Weselna suknia Laurelle kosztowała z kolei 8 tys. Aktorka również i w tym przypadku proponuje, by potencjalna klientka odkupiła ją od niej za połowę tej kwoty.
Zdjęcia kreacji zobaczycie w galerii pod tekstem. Zamieściliśmy tam również ujęcia, na których widać Asię, gdy była w nie ubrane podczas ubiegłorocznych uroczystości. Jak myślicie, czy znajdzie się nabywca, zainteresowany kupnem kreacji?

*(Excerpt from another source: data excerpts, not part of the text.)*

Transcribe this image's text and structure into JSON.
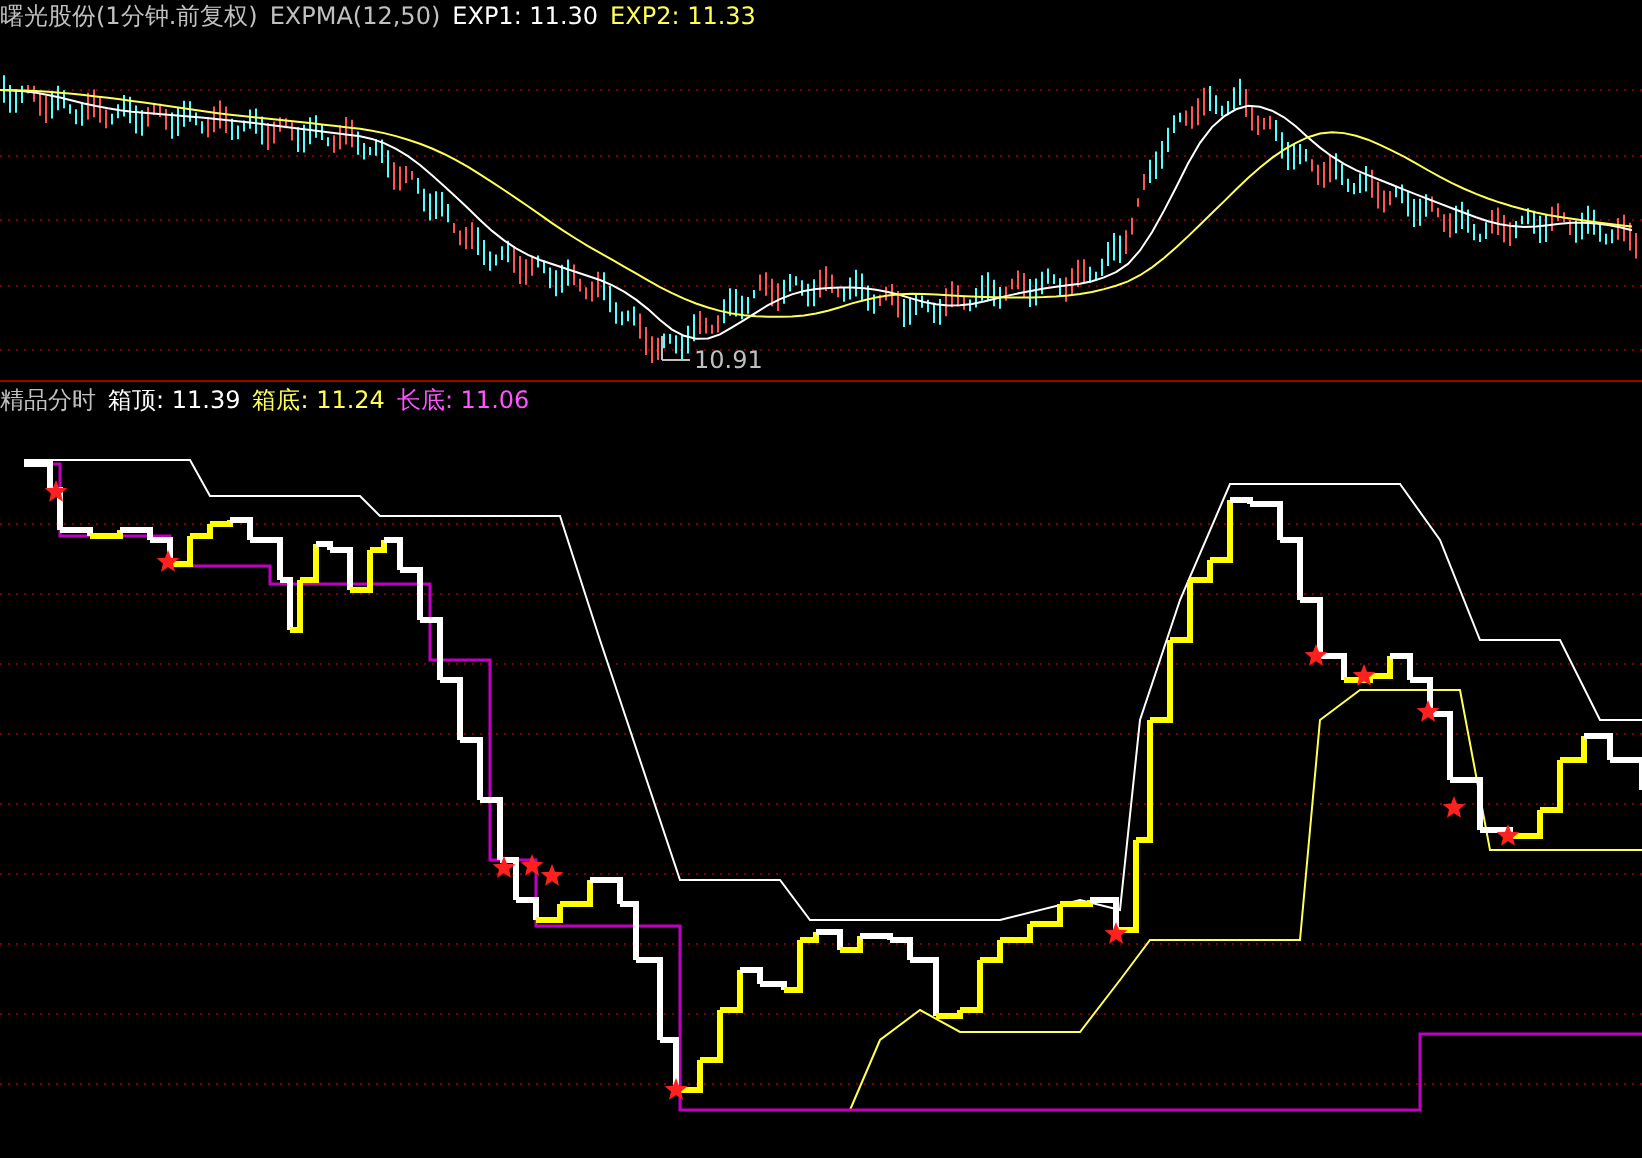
{
  "top_panel": {
    "title": "曙光股份(1分钟.前复权)",
    "indicator": "EXPMA(12,50)",
    "legend": [
      {
        "label": "EXP1: 11.30",
        "color": "#ffffff"
      },
      {
        "label": "EXP2: 11.33",
        "color": "#ffff54"
      }
    ],
    "low_marker": "10.91"
  },
  "bottom_panel": {
    "title": "精品分时",
    "legend": [
      {
        "label": "箱顶: 11.39",
        "color": "#ffffff"
      },
      {
        "label": "箱底: 11.24",
        "color": "#ffff54"
      },
      {
        "label": "长底: 11.06",
        "color": "#ff54ff"
      }
    ]
  }
}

Joanna Opozda sprzedaje suknię ślubną


Joanna Opozda sprzedaje suknię weselną


Antek Królikowski i Joanna Opozda - ślub
1. Nigdy bym nie kupiła sukni ślubnej od osoby której związek się rozpadł.
2. W ogóle po co kupować suknie jednorazową za taki hajs. Lepiej wypożyczyć i nie mieć świadomości że komuś się nie ułożyło.
3. A w ogóle to po jaki chooj brać w ogóle ślub? I bez tego żyje się bardzo dobrze
No nie wiem… czy komuś przyniesie szczęście ta suknia? Z drugiej strony góra zupełnie nie pasuje do dołu sukni i jest zbyt frywolnie i trochę niesmacznie wydekoltowana – wyeksponowany nagi mostek i takie a\' la „języczki” na piersiach.. Wygląda to jak dla ubranie robocze dla kobiety pracującej w domu schadzek lub dla tancerki w nocnym klubie lub na sambodromie.
No nie wiem czy komuś przyniesie szczęście ta suknia.. z drugiej strony góra zupełnie nie pasuje do dołu sukni i jest zbyt frywolnie wydekoltowana -wyeksponowany nagi mostek i „języczki” na piersiach.. Wygląda to jak dla ubranie robocze dla kobiety pracującej w domu schadzek lub dla tancerki w nocnym klubie lub na sambodromie.
Ja zrobiłam bym to samo i tak długo czekała powodzenia
Piękna dziewczyna
Taki live zdrowia 99% takich szczęśliwych welonów wszystko moźna sprzedac i wszystko mozna kupic nawet stary tapczan po babci na którym zmarła chata wolna tankuj na maxa i tak 5min nawet nie chce mi się a i tak mogę max 1min po piwie ha ha i to tyle
Taki live zdrowia wszystko moźna sprzedac i wszystko mozna kupic nawet stary tapczan po babci na którym zmarła chata wolna tankuj na maxa i tak 5min nawet nie chce mi się a i tak mogę max 1min po piwie ha ha i to tyle
Nieszczęśliwe kiecki. Która panna zdecyduje się na suknię, która nie przyniosła szczęścia. Bo od Opozdy?